Hmm... that title should get a few interesting hits on google. I guess I am following a theme that I seem to have developed on this blog - whinging about my post academic work.
While I like the regular pay check, there is something missing in shifting from a something I regarded as my vocation, to simply being a warm body occupying an anonymous desk. I am still struggling with the loss of my professional identity as an academic.
Let's be clear - I don't miss the tedious bitching and moaning and budgetary crises of the modern university. What I miss is the intellectual autonomy, the teaching and the relaxed nature of academic life. Yes, I did just call academia relaxing. Nuts huh? Well, not really, when you think about how unstructured the average academic job is. Sure, there's a lot to do - reading, writing, publishing, reviewing, preparing for class, submitting grant applications, teaching, attending conferences, networking, dealing with rejection, admin etc. But in general, that workload is very non-specific. There is a wide variety of teaching methods, a lot of scope for writing, all sorts of research, too many conferences to attend, and a diversity of ways of addressing your administrative load.
Not so in an office.
There are meetings. Endless meetings. I don't know what purpose they serve half the time. Sometimes nothing it seems. But still, you must have an agenda and you must cover every item on that agenda, and then you must record resolutions against those items. And then write up those resolutions to circulate to everyone who was present so they can disagree about what was discussed. Then you can have another meeting.
There are endless forms to fill in. Whether you're out sick, on leave or having a day off instead of being paid more, there are several forms to fill in. These forms must be signed by the appropriate person. it's not enough that you are expected to do the actual work they pay you for, you must justify everything to everyone and get them to sign off on any decisions.
Then there is the actual work. Between the meetings and the forms, it is sometimes hard to find the time to actually complete anything. Doing actual work usually requires more meetings with different people, and more forms to be filled in too.
In exchange for attending meetings, filling in paperwork and, on occaision, performing actual work, I get a regular amount of money deposited into my bank account and then some days that are free of work.

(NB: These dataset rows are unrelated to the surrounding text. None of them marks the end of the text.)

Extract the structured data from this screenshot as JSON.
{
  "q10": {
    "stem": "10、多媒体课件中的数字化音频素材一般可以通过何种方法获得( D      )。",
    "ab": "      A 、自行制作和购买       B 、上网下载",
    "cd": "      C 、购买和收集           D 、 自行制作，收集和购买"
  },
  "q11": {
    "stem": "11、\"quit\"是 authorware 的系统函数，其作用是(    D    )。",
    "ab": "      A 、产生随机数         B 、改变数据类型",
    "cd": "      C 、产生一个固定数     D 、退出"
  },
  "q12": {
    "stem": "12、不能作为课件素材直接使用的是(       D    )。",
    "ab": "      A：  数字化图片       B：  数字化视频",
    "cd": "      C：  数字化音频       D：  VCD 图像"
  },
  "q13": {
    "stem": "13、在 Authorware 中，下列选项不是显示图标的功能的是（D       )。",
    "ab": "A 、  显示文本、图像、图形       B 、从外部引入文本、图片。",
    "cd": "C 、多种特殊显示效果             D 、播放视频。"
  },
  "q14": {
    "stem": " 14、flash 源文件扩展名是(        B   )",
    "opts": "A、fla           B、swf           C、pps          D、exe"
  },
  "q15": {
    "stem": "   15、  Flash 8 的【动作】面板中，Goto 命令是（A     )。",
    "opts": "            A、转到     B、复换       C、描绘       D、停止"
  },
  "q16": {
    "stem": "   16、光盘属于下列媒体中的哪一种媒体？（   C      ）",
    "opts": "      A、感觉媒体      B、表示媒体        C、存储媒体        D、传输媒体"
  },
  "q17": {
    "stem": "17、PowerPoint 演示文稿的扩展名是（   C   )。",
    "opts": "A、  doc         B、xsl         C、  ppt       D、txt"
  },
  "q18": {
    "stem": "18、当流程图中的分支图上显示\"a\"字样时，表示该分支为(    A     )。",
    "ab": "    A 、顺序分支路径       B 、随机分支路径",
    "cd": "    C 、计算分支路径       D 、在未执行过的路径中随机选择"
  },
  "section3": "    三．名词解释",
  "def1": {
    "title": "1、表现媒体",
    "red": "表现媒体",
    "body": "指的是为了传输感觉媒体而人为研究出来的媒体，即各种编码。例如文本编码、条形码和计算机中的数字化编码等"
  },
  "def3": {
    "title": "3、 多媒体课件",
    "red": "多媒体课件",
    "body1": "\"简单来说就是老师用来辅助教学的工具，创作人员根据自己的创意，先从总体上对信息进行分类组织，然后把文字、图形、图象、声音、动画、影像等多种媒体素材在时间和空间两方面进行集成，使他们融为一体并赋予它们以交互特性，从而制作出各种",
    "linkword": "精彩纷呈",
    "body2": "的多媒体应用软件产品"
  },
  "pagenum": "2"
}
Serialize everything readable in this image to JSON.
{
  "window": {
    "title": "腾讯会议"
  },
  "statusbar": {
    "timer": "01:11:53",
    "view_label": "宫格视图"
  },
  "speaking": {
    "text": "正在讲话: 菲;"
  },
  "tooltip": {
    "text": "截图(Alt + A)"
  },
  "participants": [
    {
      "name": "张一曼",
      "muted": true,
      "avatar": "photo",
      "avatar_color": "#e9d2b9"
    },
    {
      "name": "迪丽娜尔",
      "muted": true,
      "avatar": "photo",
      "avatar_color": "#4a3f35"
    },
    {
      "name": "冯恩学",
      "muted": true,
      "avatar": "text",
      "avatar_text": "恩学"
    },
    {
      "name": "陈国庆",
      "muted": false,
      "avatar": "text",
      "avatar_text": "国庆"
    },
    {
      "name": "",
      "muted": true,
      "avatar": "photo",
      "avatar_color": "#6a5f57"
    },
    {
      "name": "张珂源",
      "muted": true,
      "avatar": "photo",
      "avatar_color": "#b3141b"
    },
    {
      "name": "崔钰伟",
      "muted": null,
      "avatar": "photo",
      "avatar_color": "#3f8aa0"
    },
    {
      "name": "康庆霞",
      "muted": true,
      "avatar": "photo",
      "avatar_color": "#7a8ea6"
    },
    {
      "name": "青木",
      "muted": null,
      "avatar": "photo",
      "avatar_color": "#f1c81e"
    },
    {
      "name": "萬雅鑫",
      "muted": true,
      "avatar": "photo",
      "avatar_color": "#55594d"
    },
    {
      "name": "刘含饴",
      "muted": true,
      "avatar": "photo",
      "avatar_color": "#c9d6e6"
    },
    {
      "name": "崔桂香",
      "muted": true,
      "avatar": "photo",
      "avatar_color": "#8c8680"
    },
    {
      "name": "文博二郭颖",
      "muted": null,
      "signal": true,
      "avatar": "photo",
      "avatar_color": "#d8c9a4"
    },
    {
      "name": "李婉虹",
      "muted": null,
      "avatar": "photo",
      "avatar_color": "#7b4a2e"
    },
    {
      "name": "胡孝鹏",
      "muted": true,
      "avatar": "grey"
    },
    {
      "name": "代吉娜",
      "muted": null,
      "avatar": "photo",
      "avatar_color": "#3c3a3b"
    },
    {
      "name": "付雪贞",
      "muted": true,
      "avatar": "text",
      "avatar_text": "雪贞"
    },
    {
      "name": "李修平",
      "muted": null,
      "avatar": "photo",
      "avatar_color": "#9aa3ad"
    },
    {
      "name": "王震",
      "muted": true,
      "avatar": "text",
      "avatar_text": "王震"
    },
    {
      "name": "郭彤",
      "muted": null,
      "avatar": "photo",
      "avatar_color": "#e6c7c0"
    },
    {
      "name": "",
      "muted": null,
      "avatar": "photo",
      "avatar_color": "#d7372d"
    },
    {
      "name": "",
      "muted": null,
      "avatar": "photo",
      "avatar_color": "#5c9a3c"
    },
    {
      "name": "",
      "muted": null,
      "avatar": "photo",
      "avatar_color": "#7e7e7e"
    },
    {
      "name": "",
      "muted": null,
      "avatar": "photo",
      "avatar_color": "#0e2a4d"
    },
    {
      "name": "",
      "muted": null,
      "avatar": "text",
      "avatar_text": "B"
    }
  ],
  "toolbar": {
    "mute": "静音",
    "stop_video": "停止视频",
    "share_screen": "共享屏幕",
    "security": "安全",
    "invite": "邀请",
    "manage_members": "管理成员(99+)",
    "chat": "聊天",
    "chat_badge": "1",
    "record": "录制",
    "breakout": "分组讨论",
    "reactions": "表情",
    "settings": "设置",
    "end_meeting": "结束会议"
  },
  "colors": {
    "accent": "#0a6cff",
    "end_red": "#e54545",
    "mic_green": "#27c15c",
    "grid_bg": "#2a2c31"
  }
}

Although this is what I signed up for, I am still chaffing at the labour hire process - the control that the work environment has over me. I have been told that this is in fact, the nature of work and I just need to get over it. Perhaps. Maybe I have had it too good for too long, and I am really being quite precious. In a way, I kind of wish I hadn't had all those years as a grad student/academic to make me soft. If I had done what everyone else I know did, I wouldn't be sulking about how crappy the whole work for a living thing is and would have a professional career that paid me properly. At this stage in my life, I would have been the boss instead of taking my forms in to get signed and justifying my decision-making to everyone else.
ah, if only I'd known... Anyway, at least grad school was fun. Now I know what kind of workplaces I don't like and what I will need to look for in the future.